Tivoli Enquiry: D'Aguilar sets off Commission Chairman
Chairman of the Commission of Enquiry into the incursion into Tivoli Gardens Sir David Simmonds lost his patience shortly after the start of the long-awaited event this morning threatening to kick Convener of the Tivoli Committee Lloyd D’Aguilar out of the room.
There were early signs that the Commission of Enquiry would be testy when D’Aguilar identified himself without the presence of his attorneys and proceeded to speak, but was stopped in his tracks.
In the ensuing exchange, D’Aguilar accused Simmonds as well as another lawyer who sought to guide the process, of attempting to marginalise him, when they suggested that his lawyers needed to have been present.
The exchange had hardly subsided when D’Aguilar made reference to the quality of Terms of Reference of the Commission of Enquiry.
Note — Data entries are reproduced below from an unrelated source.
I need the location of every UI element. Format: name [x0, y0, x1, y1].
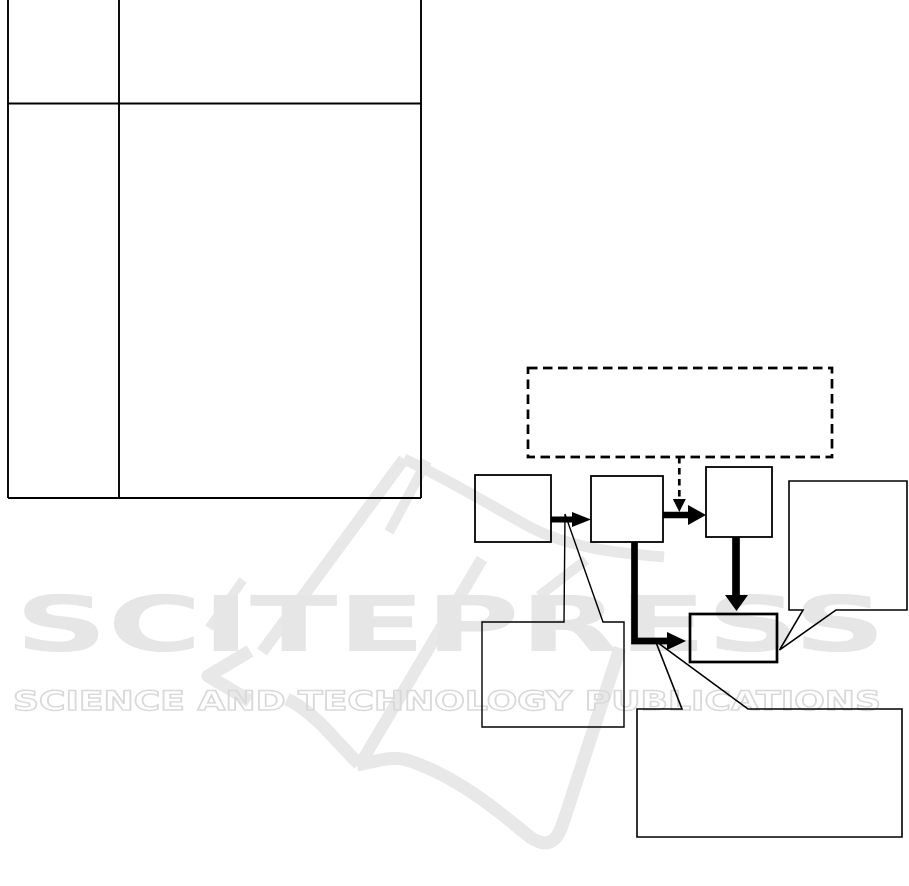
callout-bottom-box: [637, 641, 902, 837]
watermark-wave-stroke: [357, 648, 620, 843]
dashed-annotation-box: [528, 368, 832, 457]
watermark-logo-text: SCITEPRESS: [15, 581, 886, 670]
arrow-b-to-c-head: [688, 505, 706, 525]
watermark-tagline-text: SCIENCE AND TECHNOLOGY PUBLICATIONS: [13, 686, 881, 717]
flow-box-b: [591, 476, 663, 542]
page-figure-canvas: SCITEPRESS SCIENCE AND TECHNOLOGY PUBLIC…: [0, 0, 909, 886]
results-table: [8, 0, 421, 498]
dashed-arrow-head: [673, 499, 686, 512]
scitepress-watermark: SCITEPRESS SCIENCE AND TECHNOLOGY PUBLIC…: [13, 459, 886, 843]
flow-box-c: [706, 467, 772, 537]
arrow-a-to-b-head: [572, 512, 591, 527]
paper-page: SCITEPRESS SCIENCE AND TECHNOLOGY PUBLIC…: [0, 0, 909, 886]
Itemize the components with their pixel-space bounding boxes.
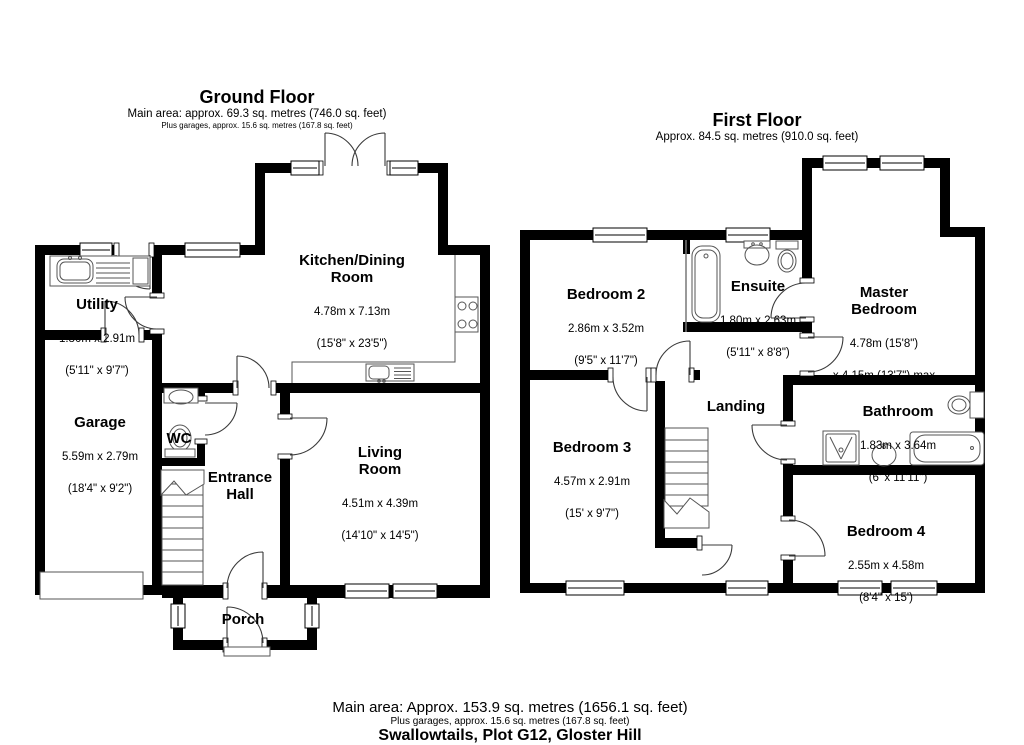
first-stairs: [664, 428, 709, 528]
bathroom-imperial: (6' x 11'11"): [860, 471, 936, 485]
ensuite-bath-fixture: [692, 246, 720, 322]
ensuite-name: Ensuite: [720, 279, 796, 296]
kitchen-dining-metric: 4.78m x 7.13m: [299, 305, 405, 319]
landing-name: Landing: [707, 399, 765, 416]
bathroom-name: Bathroom: [860, 404, 936, 421]
ground-floor-note: Plus garages, approx. 15.6 sq. metres (1…: [161, 121, 352, 131]
garage-name: Garage: [62, 415, 138, 432]
ensuite-imperial: (5'11" x 8'8"): [720, 346, 796, 360]
room-label-porch: Porch: [222, 594, 265, 647]
room-label-utility: Utility 1.80m x 2.91m (5'11" x 9'7"): [59, 279, 135, 397]
utility-name: Utility: [59, 297, 135, 314]
bedroom4-metric: 2.55m x 4.58m: [847, 559, 925, 573]
bathroom-toilet-fixture: [948, 392, 984, 418]
utility-metric: 1.80m x 2.91m: [59, 332, 135, 346]
garage-metric: 5.59m x 2.79m: [62, 450, 138, 464]
room-label-garage: Garage 5.59m x 2.79m (18'4" x 9'2"): [62, 397, 138, 515]
wc-name: WC: [167, 431, 192, 448]
floorplan-page: Ground Floor Main area: approx. 69.3 sq.…: [0, 0, 1024, 745]
room-label-wc: WC: [167, 413, 192, 466]
first-floor-title: First Floor: [713, 111, 802, 131]
garage-imperial: (18'4" x 9'2"): [62, 482, 138, 496]
master-bedroom-metric: 4.78m (15'8"): [833, 337, 935, 351]
ground-floor-title: Ground Floor: [200, 88, 315, 108]
bedroom2-metric: 2.86m x 3.52m: [567, 322, 645, 336]
bedroom3-imperial: (15' x 9'7"): [553, 507, 631, 521]
kitchen-dining-name: Kitchen/Dining Room: [299, 253, 405, 287]
bedroom3-metric: 4.57m x 2.91m: [553, 475, 631, 489]
bedroom2-imperial: (9'5" x 11'7"): [567, 354, 645, 368]
garage-door-fixture: [40, 572, 143, 599]
entrance-hall-name: Entrance Hall: [208, 470, 272, 504]
bedroom4-name: Bedroom 4: [847, 524, 925, 541]
bathroom-metric: 1.83m x 3.64m: [860, 439, 936, 453]
porch-name: Porch: [222, 612, 265, 629]
ensuite-metric: 1.80m x 2.63m: [720, 314, 796, 328]
bedroom2-name: Bedroom 2: [567, 287, 645, 304]
room-label-master-bedroom: Master Bedroom 4.78m (15'8") x 4.15m (13…: [833, 267, 935, 401]
porch-threshold: [224, 647, 270, 656]
room-label-bedroom3: Bedroom 3 4.57m x 2.91m (15' x 9'7"): [553, 422, 631, 540]
room-label-living-room: Living Room 4.51m x 4.39m (14'10" x 14'5…: [341, 427, 418, 561]
living-room-imperial: (14'10" x 14'5"): [341, 529, 418, 543]
room-label-bedroom2: Bedroom 2 2.86m x 3.52m (9'5" x 11'7"): [567, 269, 645, 387]
bedroom4-imperial: (8'4" x 15'): [847, 591, 925, 605]
ground-stairs: [161, 470, 204, 585]
kitchen-hob-fixture: [455, 297, 478, 332]
bedroom3-name: Bedroom 3: [553, 440, 631, 457]
room-label-entrance-hall: Entrance Hall: [208, 452, 272, 522]
ground-floor-subtitle: Main area: approx. 69.3 sq. metres (746.…: [128, 108, 387, 122]
room-label-bedroom4: Bedroom 4 2.55m x 4.58m (8'4" x 15'): [847, 506, 925, 624]
room-label-ensuite: Ensuite 1.80m x 2.63m (5'11" x 8'8"): [720, 261, 796, 379]
first-floor-subtitle: Approx. 84.5 sq. metres (910.0 sq. feet): [656, 131, 859, 145]
footer-main-area: Main area: Approx. 153.9 sq. metres (165…: [332, 699, 687, 717]
master-bedroom-imperial: x 4.15m (13'7") max: [833, 369, 935, 383]
living-room-name: Living Room: [341, 445, 418, 479]
room-label-kitchen-dining: Kitchen/Dining Room 4.78m x 7.13m (15'8"…: [299, 235, 405, 369]
room-label-bathroom: Bathroom 1.83m x 3.64m (6' x 11'11"): [860, 386, 936, 504]
footer-address: Swallowtails, Plot G12, Gloster Hill: [378, 726, 641, 745]
master-bedroom-name: Master Bedroom: [833, 285, 935, 319]
bathroom-shower-fixture: [823, 431, 859, 465]
kitchen-dining-imperial: (15'8" x 23'5"): [299, 337, 405, 351]
living-room-metric: 4.51m x 4.39m: [341, 497, 418, 511]
utility-imperial: (5'11" x 9'7"): [59, 364, 135, 378]
room-label-landing: Landing: [707, 381, 765, 434]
Simmonds who had earlier warned that he would not tolerate unbecoming conduct, lost his patience.
Meanwhile, one of the lawyers representing the Jamaica Constabulary Force, Debra Martin served notice that she was apprehensive that the Independent Commission of Investigations (INDECOM) will use evidence provided to the Commission of Enquiry against the police.
Terrence Williams, the head of INDECOM said he would utilize information garnered by the commission to advance his investigations.
In response Martin questioned whether immunity from prosecution would be granted to police personnel who appear before the commission.
Williams rebutted that the enquiry was not intended to shield persons from prosecution and that witnesses would be protected from self incrimination.
Meanwhile, Chairman Sir David said he would ensure that the enquiry is not abused for ulterior motives.